– В Норвегии – Григ. Очень интересен. Говорят – рассеянный человек.

И замолчал. Женщины улыбались, беседуя все более оживленно, но Клим чувствовал, что они взаимно не нравятся одна другой. Спивак запоздало спросил его:

– Как ваше здоровье?

А когда Клим предложил ему земляники, он весело отказался:

– От нее у меня будет крапивная лихорадка. Мать попросила Клима:

– Покажи Елизавете Львовне флигель.

– Странный город, – говорила Спивак, взяв Клима под руку и как-то очень осторожно шагая по дорожке сада. – Такой добродушно ворчливый. Эта воркотня – первое, что меня удивило, как только я вышла с вокзала. Должно быть, скучно здесь, как в чистилище. Часто бывают пожары? Я боюсь пожаров.

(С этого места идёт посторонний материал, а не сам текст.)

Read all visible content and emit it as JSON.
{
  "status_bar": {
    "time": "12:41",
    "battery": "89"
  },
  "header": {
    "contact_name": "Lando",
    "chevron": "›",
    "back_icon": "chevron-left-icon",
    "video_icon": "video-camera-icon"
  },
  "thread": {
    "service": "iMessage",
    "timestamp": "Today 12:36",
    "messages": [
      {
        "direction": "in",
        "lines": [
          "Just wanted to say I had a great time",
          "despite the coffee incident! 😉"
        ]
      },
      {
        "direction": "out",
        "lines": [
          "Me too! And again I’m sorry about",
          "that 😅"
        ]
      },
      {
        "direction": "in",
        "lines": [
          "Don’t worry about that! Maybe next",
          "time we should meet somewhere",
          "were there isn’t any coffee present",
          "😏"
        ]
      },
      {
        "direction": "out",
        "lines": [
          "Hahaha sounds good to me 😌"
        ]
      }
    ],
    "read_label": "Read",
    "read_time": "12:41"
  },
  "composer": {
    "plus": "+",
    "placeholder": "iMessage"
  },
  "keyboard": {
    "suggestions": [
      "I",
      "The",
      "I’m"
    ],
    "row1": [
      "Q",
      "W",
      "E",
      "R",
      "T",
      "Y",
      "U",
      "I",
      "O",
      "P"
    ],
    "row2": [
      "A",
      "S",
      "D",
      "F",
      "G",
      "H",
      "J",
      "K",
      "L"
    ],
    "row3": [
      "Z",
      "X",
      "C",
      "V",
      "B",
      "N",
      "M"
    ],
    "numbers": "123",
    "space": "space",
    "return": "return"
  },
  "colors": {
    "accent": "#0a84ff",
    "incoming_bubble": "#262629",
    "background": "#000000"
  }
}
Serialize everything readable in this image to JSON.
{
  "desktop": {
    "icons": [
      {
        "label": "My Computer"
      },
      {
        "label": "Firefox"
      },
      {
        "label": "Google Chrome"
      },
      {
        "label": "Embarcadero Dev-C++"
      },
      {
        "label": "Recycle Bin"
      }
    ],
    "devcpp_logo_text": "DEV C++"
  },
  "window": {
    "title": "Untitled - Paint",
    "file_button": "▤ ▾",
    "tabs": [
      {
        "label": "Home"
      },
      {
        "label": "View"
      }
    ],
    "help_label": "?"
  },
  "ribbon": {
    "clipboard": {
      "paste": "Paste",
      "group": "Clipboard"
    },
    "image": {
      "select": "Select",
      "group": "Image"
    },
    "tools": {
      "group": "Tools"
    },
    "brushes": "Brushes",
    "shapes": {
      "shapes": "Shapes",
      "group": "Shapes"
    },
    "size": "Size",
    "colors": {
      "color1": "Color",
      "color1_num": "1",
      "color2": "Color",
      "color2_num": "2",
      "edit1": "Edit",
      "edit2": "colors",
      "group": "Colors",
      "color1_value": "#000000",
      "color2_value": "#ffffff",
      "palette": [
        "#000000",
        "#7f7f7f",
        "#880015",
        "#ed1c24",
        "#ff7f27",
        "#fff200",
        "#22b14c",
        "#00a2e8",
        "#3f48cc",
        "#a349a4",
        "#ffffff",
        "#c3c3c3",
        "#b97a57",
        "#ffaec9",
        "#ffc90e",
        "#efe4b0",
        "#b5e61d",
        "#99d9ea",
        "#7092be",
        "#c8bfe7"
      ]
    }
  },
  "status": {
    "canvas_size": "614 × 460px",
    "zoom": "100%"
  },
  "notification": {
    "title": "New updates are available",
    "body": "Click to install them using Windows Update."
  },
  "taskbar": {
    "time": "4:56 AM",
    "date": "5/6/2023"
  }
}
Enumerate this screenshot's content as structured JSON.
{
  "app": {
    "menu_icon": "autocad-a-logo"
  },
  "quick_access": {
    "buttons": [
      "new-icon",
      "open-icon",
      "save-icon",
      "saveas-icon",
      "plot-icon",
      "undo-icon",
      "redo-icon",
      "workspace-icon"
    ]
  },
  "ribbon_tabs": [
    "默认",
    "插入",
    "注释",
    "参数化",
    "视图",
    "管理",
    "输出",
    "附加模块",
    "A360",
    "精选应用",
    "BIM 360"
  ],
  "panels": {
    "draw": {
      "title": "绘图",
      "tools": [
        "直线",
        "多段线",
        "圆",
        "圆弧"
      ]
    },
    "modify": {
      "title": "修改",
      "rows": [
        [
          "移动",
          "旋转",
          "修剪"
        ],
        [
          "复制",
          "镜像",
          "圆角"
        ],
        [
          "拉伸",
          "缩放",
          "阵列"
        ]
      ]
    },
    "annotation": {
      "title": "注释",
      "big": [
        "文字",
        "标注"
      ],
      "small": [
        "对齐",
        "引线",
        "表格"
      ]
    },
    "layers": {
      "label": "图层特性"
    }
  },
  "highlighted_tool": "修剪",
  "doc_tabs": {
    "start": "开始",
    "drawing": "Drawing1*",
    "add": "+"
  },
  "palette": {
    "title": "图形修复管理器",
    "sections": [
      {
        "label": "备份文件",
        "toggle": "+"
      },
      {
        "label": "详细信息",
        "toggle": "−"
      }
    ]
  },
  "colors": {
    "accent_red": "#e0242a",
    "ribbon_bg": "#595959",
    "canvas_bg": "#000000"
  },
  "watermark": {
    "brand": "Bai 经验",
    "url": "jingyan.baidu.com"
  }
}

Бумажный сор в комнатах флигеля напомнил Климу о писателе Катине, а Спивак, бегло осмотрев их, сказала:

– Можно очень уютно устроиться. И окна в сад. Наверное, в комнаты будут вползать мохнатенькие червячки с яблонь? Птички будут петь рано утром. Очень рано!

Она вздохнула:

– Вам не нравится? – с сожалением спросил Клим, выходя в сад, – красиво изогнув шею, она улыбнулась ему через плечо.

– Нет, почему? Но это было бы особенно удобно для двух сестер, старых дев. Или – для молодоженов. Сядемте, – предложила она у скамьи под вишней и сделала милую гримаску: – Пусть они там... торгуются.

Оглядываясь, она продолжала задумчиво:

– Прекрасный сад. И флигель хорош. Именно – для молодоженов. Отлюбить в этой тишине, сколько положено, и затем... Впрочем, вы, юноша, не поймете, – вдруг закончила она с улыбкой, которая несколько смутила Клима своей неясностью: насмешка скрыта в ней или вызов?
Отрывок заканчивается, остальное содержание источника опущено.